Alfons tego burdelu.
Założyłem już oddzielny wątek dla mojego ulubionego pisarza, ale napiszę to jeszcze raz tutaj, a co xD
Paulo Coelho - Osobiście uważam, że jest to człowiek wybitny. Pisze prostym językiem, jego książki czyta się z łatwością, a w tym wszystkim przekazuje piękne słowa.
Moją pierwszą powieścią było "Jedenaście minut". Niby historia o zwykłej prostytutce, jednak dogłębie przekazuje, jak łatwo można swoje życie, za przeproszeniem spieprzyć. Pełna przemyśleń, rozważań. Drugą zaś był "Alchemik", który ukazuje, że szczęście nie zawsze jest tak daleko, jak się wydaje.
Jednak mimo wszystko, zawsze znajdą się wady. Z jego książkami nie zgadza się kościół, czuje zagrożenie z jego strony [ze względu na wątki religijne jak i magiczne]. Poza tym jakiś czas temu czytałem, że Coelho pisze książki na życzenie - czysta komercja. Nawet jeśli by tak było, to nie zmienia faktu, że jego twórczość stoi na wysokim poziomie.
"Some people believe in god.
I believe in music.
Someone people pray.
I turn up the radio..."
Offline
Bardzo lubię twórczość autorki Siewcy Wiatru czyli Mai Lidii Kossakowskiej. Jej anielska saga całkowicie podbiła moje serce. Uwielbiam jej styl pisania, cały wykreowany przez nią świat. Żałuje, że nie mam ostatnio czasu skończyć drugiego tomu Zbieracza Burz ;<
Drugą ulubioną pisarka będzie Anne Rice za Kroniki Wampirów. Chciałabym jak najszybciej przeczytać wszystkie książki z Kroniki. Mimo ich grubości autorka potrafi zaciekawić, chociaż niektórym bardzo cieżko przejść przez jej styl.
Offline
Margit Sandemo - za wszystkie sagi i opowieści. Uwielbiam to jak łączy romans z magią. Ale przede wszystkim kocham ją za postacie. Ma wspaniałe opisy, fabułę i większość jej książek a przynajmniej "Opowieści" są optymistyczne i zawsze mogę sobie poprawić nimi humor.

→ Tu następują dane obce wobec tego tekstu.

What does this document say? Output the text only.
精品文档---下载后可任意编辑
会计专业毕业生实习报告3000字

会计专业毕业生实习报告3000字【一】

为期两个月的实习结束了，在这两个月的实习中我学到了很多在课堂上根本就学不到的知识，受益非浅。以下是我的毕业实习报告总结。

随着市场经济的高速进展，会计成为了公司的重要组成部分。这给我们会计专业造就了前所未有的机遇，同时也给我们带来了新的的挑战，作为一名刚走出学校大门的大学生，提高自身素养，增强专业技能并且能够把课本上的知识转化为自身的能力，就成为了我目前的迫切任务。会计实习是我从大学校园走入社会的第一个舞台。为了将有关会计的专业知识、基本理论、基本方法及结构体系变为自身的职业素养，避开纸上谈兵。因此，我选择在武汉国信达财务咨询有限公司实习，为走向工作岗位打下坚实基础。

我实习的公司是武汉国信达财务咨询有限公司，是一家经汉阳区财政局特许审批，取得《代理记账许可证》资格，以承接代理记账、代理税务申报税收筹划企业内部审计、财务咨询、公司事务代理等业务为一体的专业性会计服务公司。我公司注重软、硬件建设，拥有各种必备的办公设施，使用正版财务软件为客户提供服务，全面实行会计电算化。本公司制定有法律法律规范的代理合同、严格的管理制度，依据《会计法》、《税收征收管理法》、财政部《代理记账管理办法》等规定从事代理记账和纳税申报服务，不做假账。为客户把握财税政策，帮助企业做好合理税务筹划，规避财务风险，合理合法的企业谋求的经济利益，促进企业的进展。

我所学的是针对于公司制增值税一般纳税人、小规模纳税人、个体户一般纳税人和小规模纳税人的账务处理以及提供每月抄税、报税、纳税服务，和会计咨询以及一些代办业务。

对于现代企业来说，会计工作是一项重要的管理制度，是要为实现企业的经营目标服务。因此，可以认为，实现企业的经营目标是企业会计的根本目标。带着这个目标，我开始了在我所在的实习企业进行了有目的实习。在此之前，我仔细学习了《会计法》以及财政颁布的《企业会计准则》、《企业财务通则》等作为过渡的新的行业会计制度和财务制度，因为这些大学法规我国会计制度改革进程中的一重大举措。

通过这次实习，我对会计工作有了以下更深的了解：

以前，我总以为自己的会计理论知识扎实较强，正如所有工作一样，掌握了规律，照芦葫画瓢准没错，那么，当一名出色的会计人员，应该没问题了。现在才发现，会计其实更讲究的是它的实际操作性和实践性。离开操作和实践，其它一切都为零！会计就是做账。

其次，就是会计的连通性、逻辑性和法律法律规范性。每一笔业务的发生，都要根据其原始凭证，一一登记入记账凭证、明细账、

Meg Cabot - może nie za pamiętnik księżniczki ale już za serie "pośredniczka" jak najbardziej. Ogólnie lubię jej styl pisania, większość książek przeczytałam i się nie zawiodłam
Offline
Agatha Christie - jeśli ktoś fascynuje się kryminałami, to wprost nie może nie znać Agathy Christie. Ja wprost pożeram jej książki ;) Jeszcze nigdy nie udało mi się odgadnąć kto jest mordercą. Autorka zawsze wybiera do tej roli najmniej podejrzaną i spodziewaną osobę. To ona stworzyła takie postacie, jak: Herkules Poirot, panna Marple czy pani Ariadna Oliver. Powieści Christie czyta się lekko i gorąco polecam, jeśli ktoś jeszcze nie czytał ;)
Mogę także polecić Lian Hearn i jej "Opowieści rodu Otori". Bardzo ciekawi bohaterowie, wartka akcja i fikcyjny świat osadzony w średniowiecznej Japonii. W książce przeplatają się miłość, namiętności, zdrada, brak zaufania i wojna. Na prawdę warto przeczytać ;)

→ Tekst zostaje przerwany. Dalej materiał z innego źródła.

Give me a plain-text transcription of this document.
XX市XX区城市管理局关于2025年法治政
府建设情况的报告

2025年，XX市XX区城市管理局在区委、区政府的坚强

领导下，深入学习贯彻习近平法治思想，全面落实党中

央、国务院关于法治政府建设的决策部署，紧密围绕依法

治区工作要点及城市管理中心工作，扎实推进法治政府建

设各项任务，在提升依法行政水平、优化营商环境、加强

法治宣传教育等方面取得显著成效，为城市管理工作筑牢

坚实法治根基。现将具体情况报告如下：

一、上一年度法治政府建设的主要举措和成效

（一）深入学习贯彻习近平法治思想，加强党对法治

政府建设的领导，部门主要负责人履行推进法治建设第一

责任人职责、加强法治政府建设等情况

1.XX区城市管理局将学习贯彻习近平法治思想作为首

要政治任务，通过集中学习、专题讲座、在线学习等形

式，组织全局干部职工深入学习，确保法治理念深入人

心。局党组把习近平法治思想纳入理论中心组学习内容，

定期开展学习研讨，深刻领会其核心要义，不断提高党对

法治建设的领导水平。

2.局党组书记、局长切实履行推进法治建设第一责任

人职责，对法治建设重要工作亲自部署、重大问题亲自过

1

Ostatnio edytowany przez Hanabi (2011-05-28 12:48:25)
Offline
Gość
Ulubionym i takim numerem jeden jest Tolkien. Głównie za trylogię Władcy Pierścieni, Hobbita czy też dość ciężkiego ale bardzo lubianego przeze mnie Silmarilliona. Zawsze fascynował mnie świat, który stworzył. Wielki szacunek i pokłony, bo dla mnie to jest po prostu mistrz. Poza tym bardzo lubię Andrzeja Sapkowskiego. Przede wszystkim za sagę o Wiedźminie, w tym postać Jaskra, Geralta, język jakim pisał i specyficzny humor. Czytałam także jedną książkę Terr'ego Pratchetta i jestem pewna, że jeżeli tylko przeczytam więcej to będzie 3 z moich ulubionych pisarzy. Kocham czarny i absurdalny humor, a Pratchett jest świetny w te klocki.
Andrzej Sapkowski, Jacek Piekara ... Polscy pisarze fantastyki. Uwielbiam ich styl pisania i pięknie wykreowany świat. Łatwość z jaką przekazują własne wyobrażenia.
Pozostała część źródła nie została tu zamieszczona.